One of the major limitations of this systematic review and meta-analysis was that we were unable to calculate the risk ratio for permanent LNI due to the lack of published data. Furthermore, only the RR between BA+ versus BA- was calculated as there was insufficient data to calculate for LS to draw a statistically meaningful conclusion. Another limitation was the exclusion of grey literature from our study; however, the inclusion of grey literature may have further skewed our results due to the lack of peer review within these studies. In addition, many studies were not randomised controlled trials. In many studies, the use of a lingual retractor was used at the clinician’s discretion. This could introduce a level of bias as it may indicate that lingual retraction was used in more difficult cases that were at higher risk of LNI regardless of whether lingual retraction was used or not. Another limitation was that the type of lingual retractor used varied between the articles and some articles did not specify what was used (Table 2). This may introduce a level of bias as Rapaport and Brown found that the percentage risk of permanent LNI was lowest when purpose-built lingual retractors were used [13]. They also found that the use of repurposed lingual retractors had the highest risk of temporary and permanent LNI. Another limitation was the position and impaction of the M3M were not factored in when comparing the incidence of LNI. The position of the M3M has been noted to affect the risk of LNI [51]. However, we were unable to analyse this factor as the studies included in our systematic review did not outline the impaction of the M3M. This could be something that could potentially be explored in the future. Lastly, limitations were also present during data input.
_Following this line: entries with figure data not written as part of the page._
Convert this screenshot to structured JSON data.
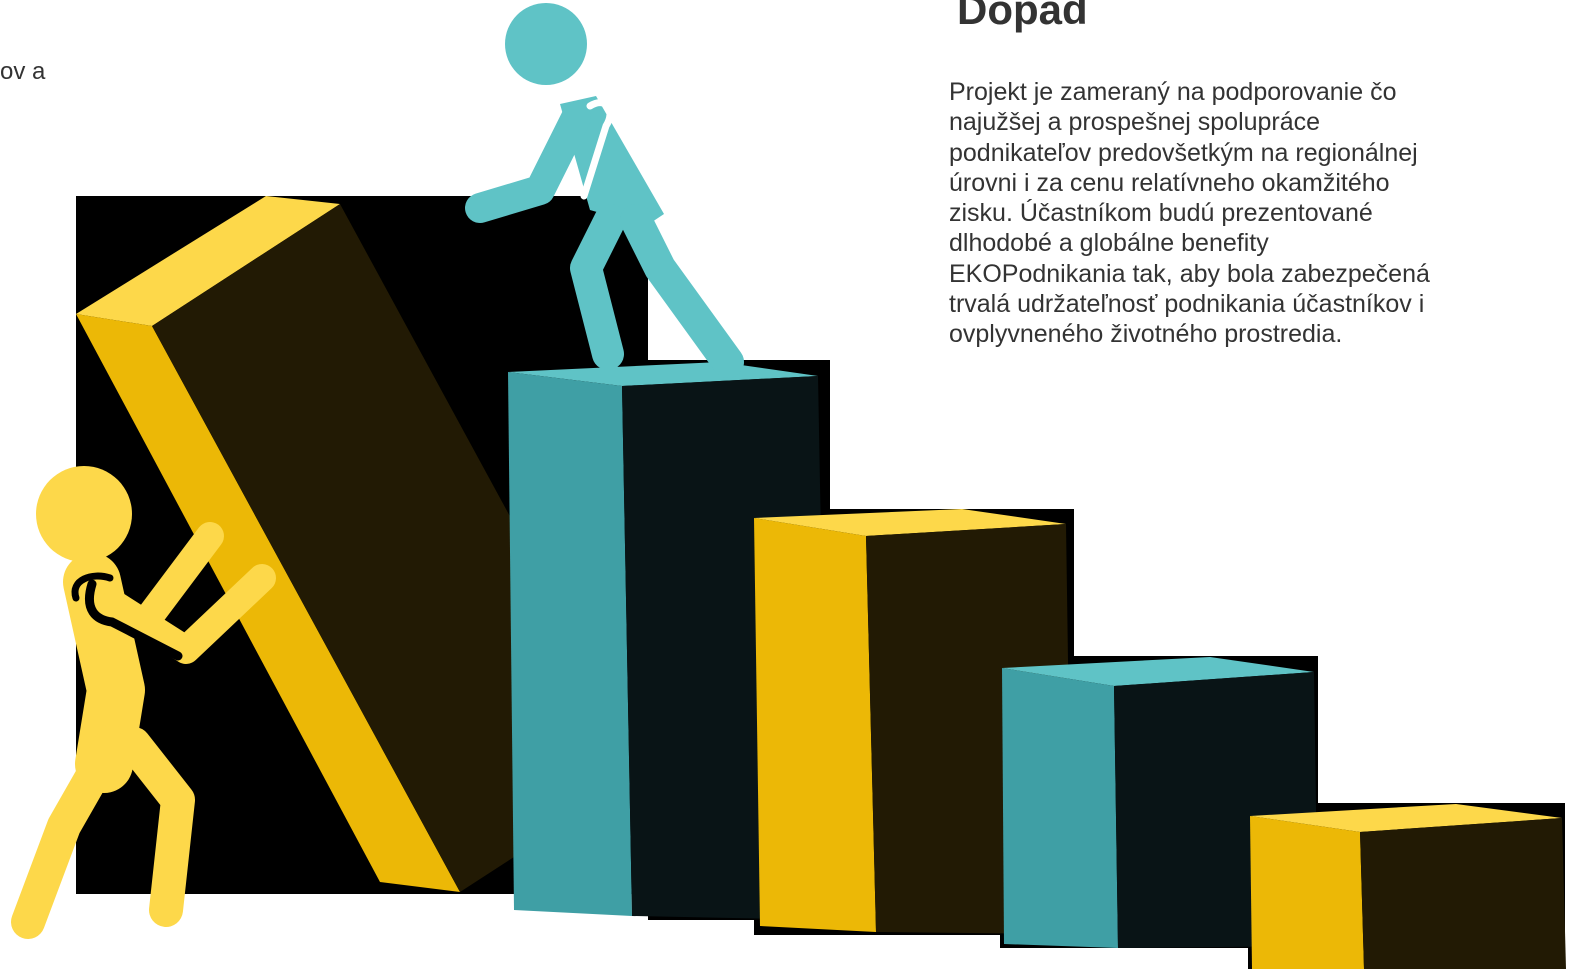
{
  "left_fragment": "ov a",
  "heading": "Dopad",
  "paragraph_lines": [
    "Projekt je zameraný na podporovanie čo",
    "najužšej a prospešnej spolupráce",
    "podnikateľov predovšetkým na regionálnej",
    "úrovni i za cenu relatívneho okamžitého",
    "zisku. Účastníkom budú prezentované",
    "dlhodobé a globálne benefity",
    "EKOPodnikania tak, aby bola zabezpečená",
    "trvalá udržateľnosť podnikania účastníkov i",
    "ovplyvneného životného prostredia."
  ],
  "illustration": {
    "icons": [
      "person-pushing-block-icon",
      "person-climbing-steps-icon"
    ],
    "colors": {
      "yellow_light": "#fdd84a",
      "yellow_dark": "#ecb806",
      "teal_light": "#5fc3c6",
      "teal_dark": "#3f9fa5",
      "block_front_dark": "#221a04",
      "block_front_teal_dark": "#091416",
      "background_black": "#000000"
    }
  }
}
When papers did not list the number of subjects or teeth, we adopted a 1:1 ratio for subject:patient when inputting the data. This could potentially skew the results if studies had one patient undergoing two M3M surgical extractions.

Implication of practice

The global prevalence of impacted M3M is approximately 24% [52]. In 2008, an estimated number of hospitalisations for extraction of impacted M3M in Australia was 97,949 [15–34 years]. This resulted in the total cost of $531 million AUD [53]. In addition, in the United States, approximately 10 million M3M were extracted annually with costs approximating $3 billion USD [54]. One of the risks of M3M is LNI which can negatively impact a patient’s QoL [1], and therefore operators should attempt to minimise the risk as much as possible. Previous studies have used lingual retraction to protect the lingual nerve from injury. As there are limited studies that published the outcomes of permanent LNI, further research is required to assess and analyse the incidence of permanent LNI following these techniques (BA-, BA+, and LS).

Conclusion

This study has shown that there is a quantifiable increased risk of temporary LNI following the surgical extraction of M3M when BA+ and LS is used compared to BA-. The current literature showed that there was a lower incidence of permanent LNI after using BA+ compared to BA- and LS. LS had a higher temporary and permanent risk for LNI. There is insufficient evidence to determine whether there is a significant advantage of lingual nerve retraction for reducing the risk of permanent LNI despite the low incidence. Larger scale studies are needed to consolidate the findings. Operators should use BA+ and LS with caution due to the increased risk of temporary LNI.

Supporting information

S1 Checklist. PRISMA 2020 checklist.

(DOCX)

Abbreviations

BA-

Buccal approach without lingual flap retraction

BA+

buccal approach with lingual flap retraction

LN

Lingual nerve

LNI

Lingual nerve injury

LS

Lingual split technique

M3M

Mandibular third molar

Data Availability

The data are all contained within the paper and its Supporting information file.

Funding Statement

The authors received no specific funding for this work.